Dossier : IMM-2387-03

Référence : 2004 CF 146

Ottawa (Ontario), le 30 janvier 2004

EN PRÉSENCE DE MONSIEUR LE JUGE KELEN

ENTRE :

                                                      KANMANI MUTHUKUMAR

demanderesse

et

LE MINISTRE DE LA CITOYENNETÉ ET DE L'IMMIGRATION

défendeur

MOTIFS DE L'ORDONNANCE ET ORDONNANCE

LE JUGE KELEN

[1]                Il s'agit d'une demande de contrôle judiciaire d'une décision en date du 6 mars 2003 dans laquelle la Section de la protection des réfugiés de la Commission de l'immigration et du statut de réfugié (la Commission) a refusé de reconnaître à la demanderesse la qualité de réfugiée au sens de la Convention ou la qualité de personne à protéger, et ce, pour des motifs ayant trait à la crédibilité.


LES FAITS

[2]                La demanderesse est une citoyenne tamoule du Sri Lanka âgée de 70 ans, originaire du village de Pungudutivu, dans le district de Jaffna. Elle a cinq enfants, dont deux se sont vu reconnaître la qualité de réfugiés au sens de la Convention en Italie et au Canada. Ses autres enfants se trouvent quelque part au Sri Lanka.

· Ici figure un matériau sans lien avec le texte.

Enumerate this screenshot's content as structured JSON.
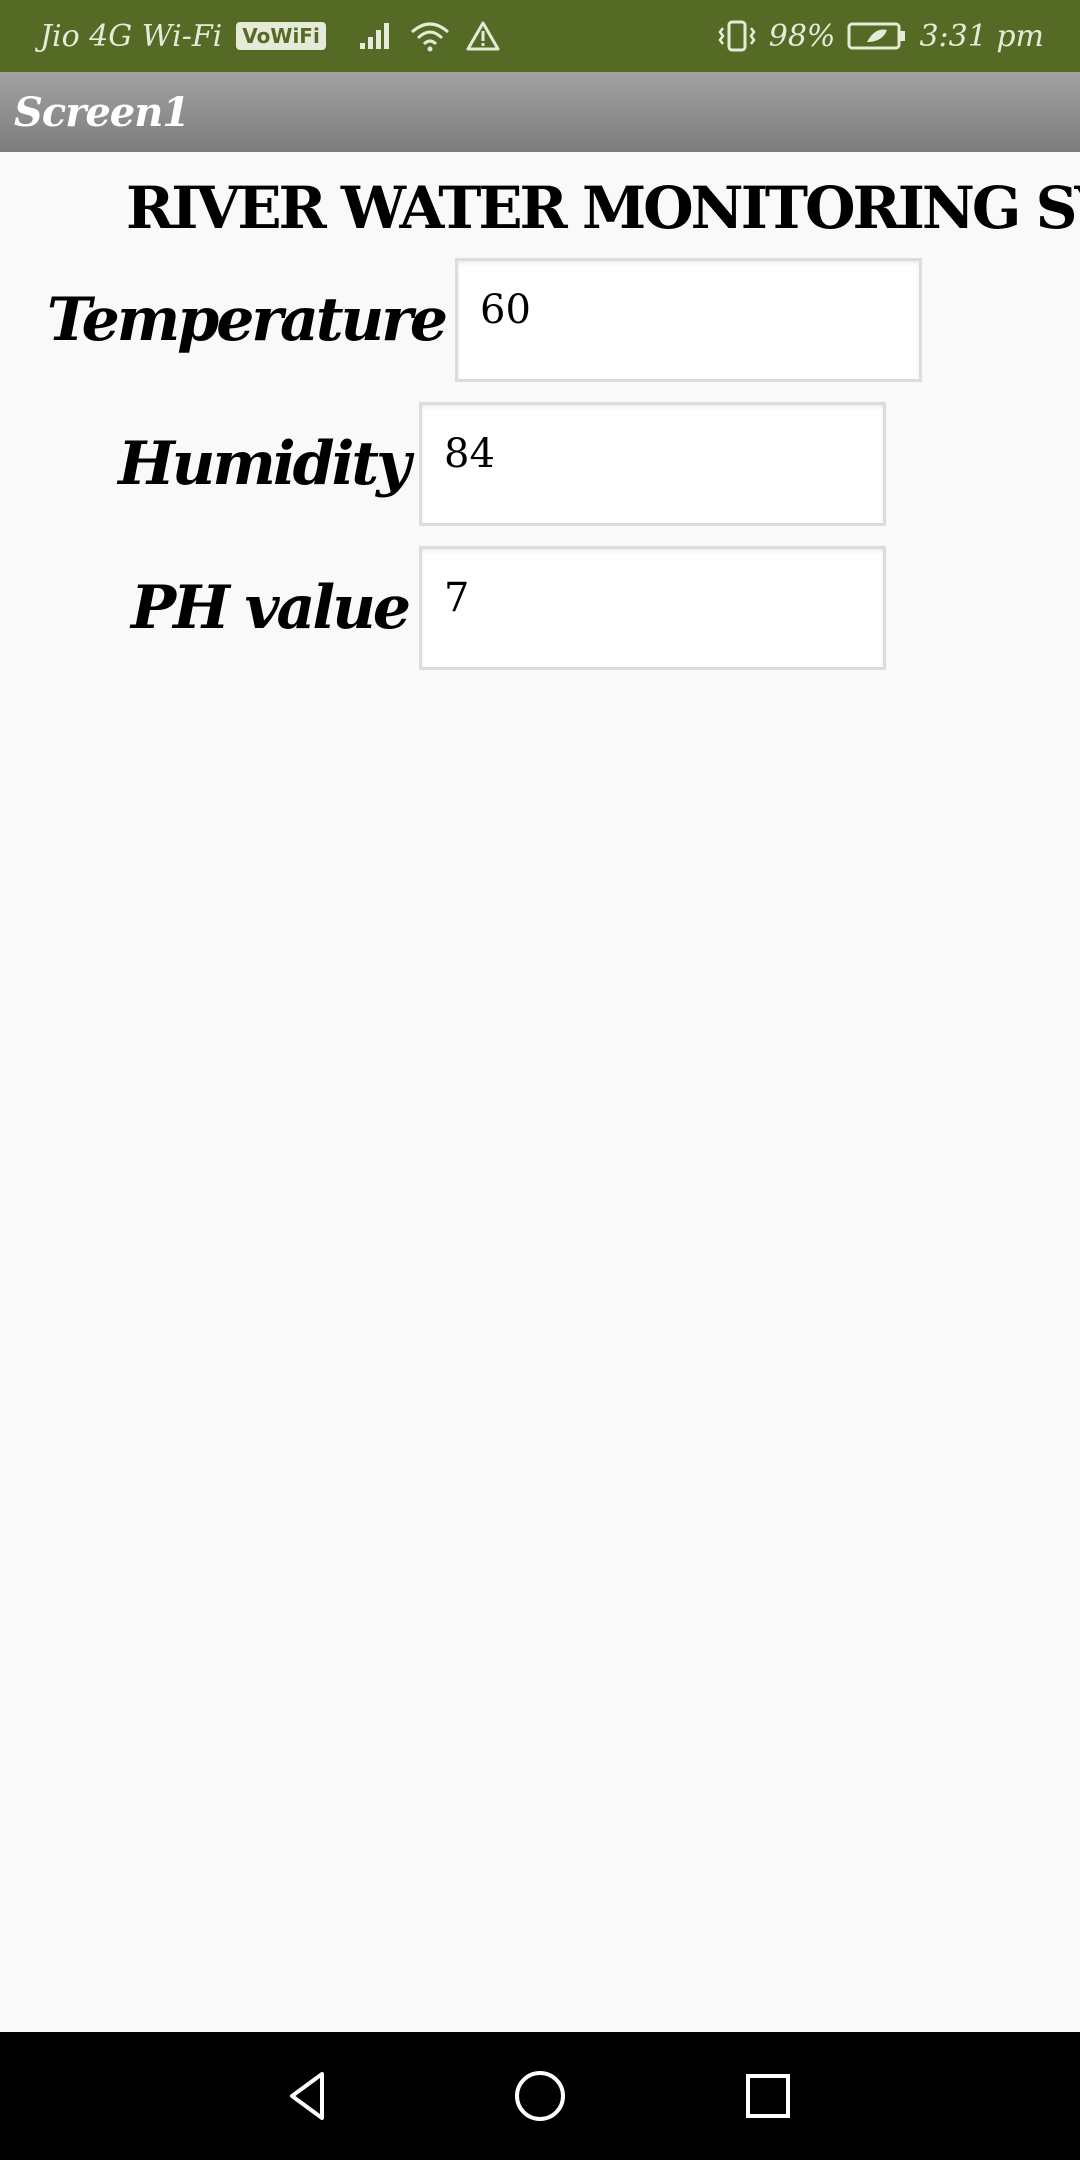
{
  "status_bar": {
    "carrier": "Jio 4G Wi-Fi",
    "vowifi_badge": "VoWiFi",
    "battery_percent": "98%",
    "time": "3:31 pm",
    "icons": [
      "signal-icon",
      "wifi-icon",
      "warning-icon",
      "vibrate-icon",
      "battery-icon"
    ]
  },
  "title_bar": {
    "title": "Screen1"
  },
  "main": {
    "heading": "RIVER WATER MONITORING SYSTEM",
    "fields": [
      {
        "label": "Temperature",
        "value": "60"
      },
      {
        "label": "Humidity",
        "value": "84"
      },
      {
        "label": "PH value",
        "value": "7"
      }
    ]
  },
  "nav_bar": {
    "icons": [
      "back-icon",
      "home-icon",
      "recents-icon"
    ]
  },
  "colors": {
    "status_bar": "#556b25",
    "title_bar": "#8f8f8f",
    "background": "#f9f9f9",
    "nav_bar": "#000000"
  }
}
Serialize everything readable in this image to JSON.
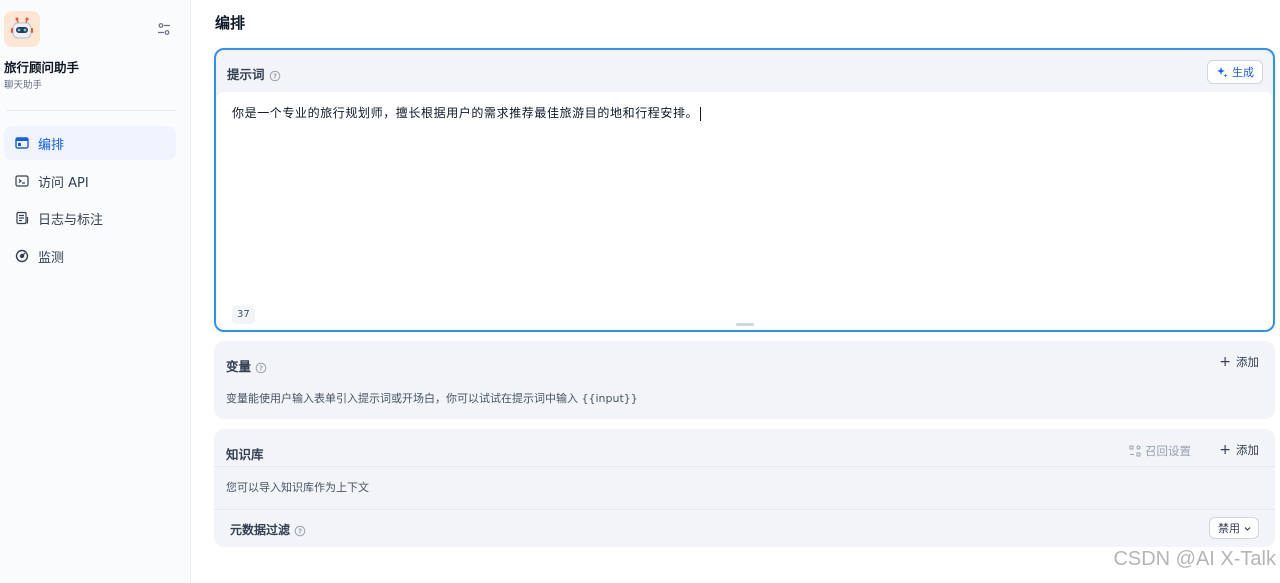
{
  "sidebar": {
    "app_name": "旅行顾问助手",
    "app_type": "聊天助手",
    "items": [
      {
        "label": "编排",
        "icon": "layout-icon",
        "active": true
      },
      {
        "label": "访问 API",
        "icon": "terminal-icon",
        "active": false
      },
      {
        "label": "日志与标注",
        "icon": "document-icon",
        "active": false
      },
      {
        "label": "监测",
        "icon": "gauge-icon",
        "active": false
      }
    ]
  },
  "main": {
    "title": "编排",
    "prompt": {
      "title": "提示词",
      "generate_label": "生成",
      "text": "你是一个专业的旅行规划师，擅长根据用户的需求推荐最佳旅游目的地和行程安排。",
      "char_count": "37"
    },
    "variables": {
      "title": "变量",
      "add_label": "添加",
      "description": "变量能使用户输入表单引入提示词或开场白，你可以试试在提示词中输入 {{input}}"
    },
    "knowledge": {
      "title": "知识库",
      "recall_label": "召回设置",
      "add_label": "添加",
      "description": "您可以导入知识库作为上下文",
      "metadata_filter_label": "元数据过滤",
      "metadata_filter_value": "禁用"
    }
  },
  "watermark": "CSDN @AI X-Talk",
  "colors": {
    "accent": "#155eef",
    "active_border": "#2e90fa",
    "card_bg": "#f2f4f7"
  }
}
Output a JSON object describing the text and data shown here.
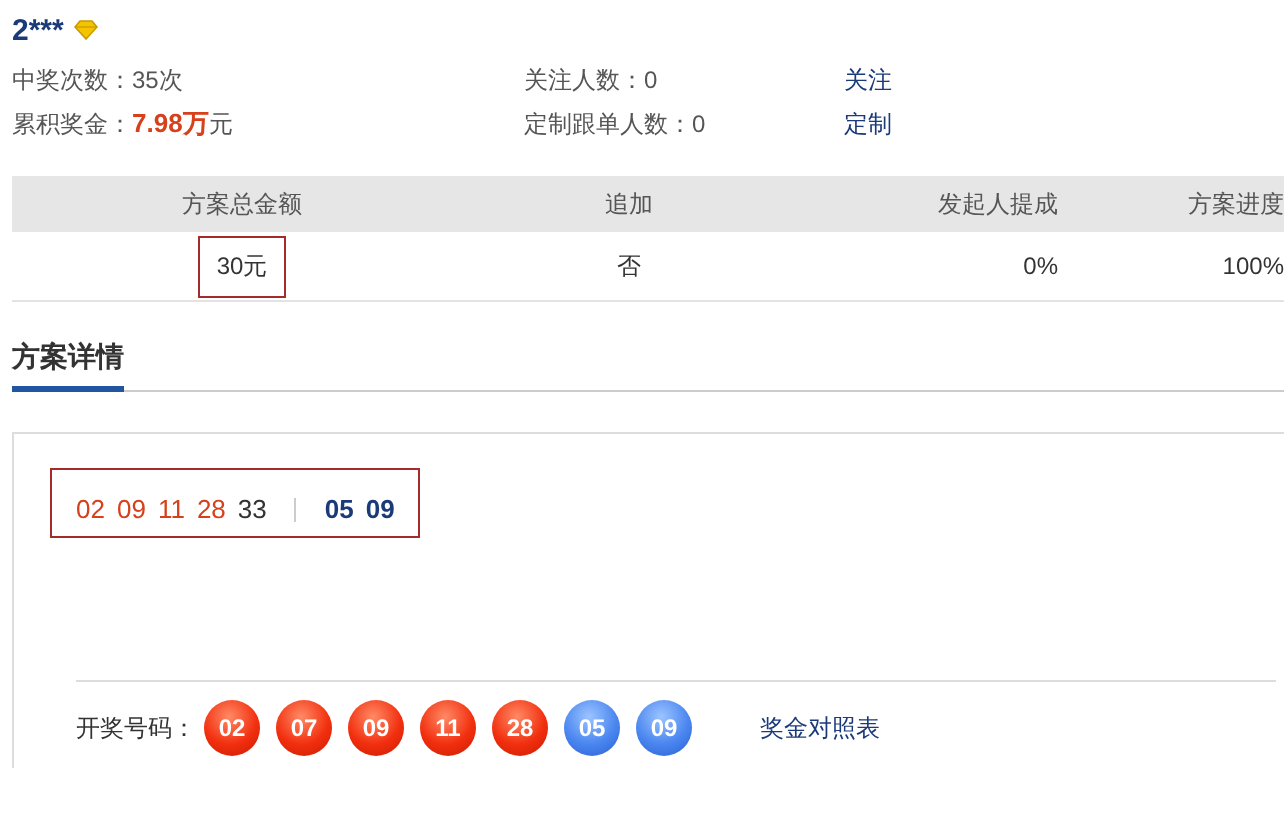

Son mari est mort en juillet 2001. La demanderesse allègue craindre avec raison de retourner au Sri Lanka parce qu'elle a peur des Tigres de libération de l'Eelam tamoul (TLET), de l'armée sri-lankaise (ASL) et de l'Organisation de libération du peuple de l'Eelam tamoul (OLPET), un groupe favorable au gouvernement.

[3]                Sa demande est fondée sur deux allégations particulières :

(1)        En octobre 2001, les membres de l'OLPET ont essayé de lui extorquer 200 000 roupies parce qu'ils croyaient qu'elle pouvait obtenir de l'argent de ses enfants vivant à l'étranger. Ils ont menacé de dire à l'armée sri-lankaise qu'elle était une partisane des TLET si elle n'obtempérait pas à leur demande. Les membres de l'OLPET ont accepté de lui accorder trois mois pour amasser l'argent;


(2)        En novembre 2001, les TLET lui ont demandé de cacher des armes sur sa propriété parce qu'ils étaient d'avis que l'endroit s'y prêtait bien. Ils ont menacé de la punir comme une traîtresse si elle refusait. Lorsque ses efforts de les dissuader ont échoué, la demanderesse les a informés qu'elle allait quitter le pays au cours du mois qui allait suivre, et qu'ils pouvaient faire ce qu'ils voulaient après son départ du Sri Lanka.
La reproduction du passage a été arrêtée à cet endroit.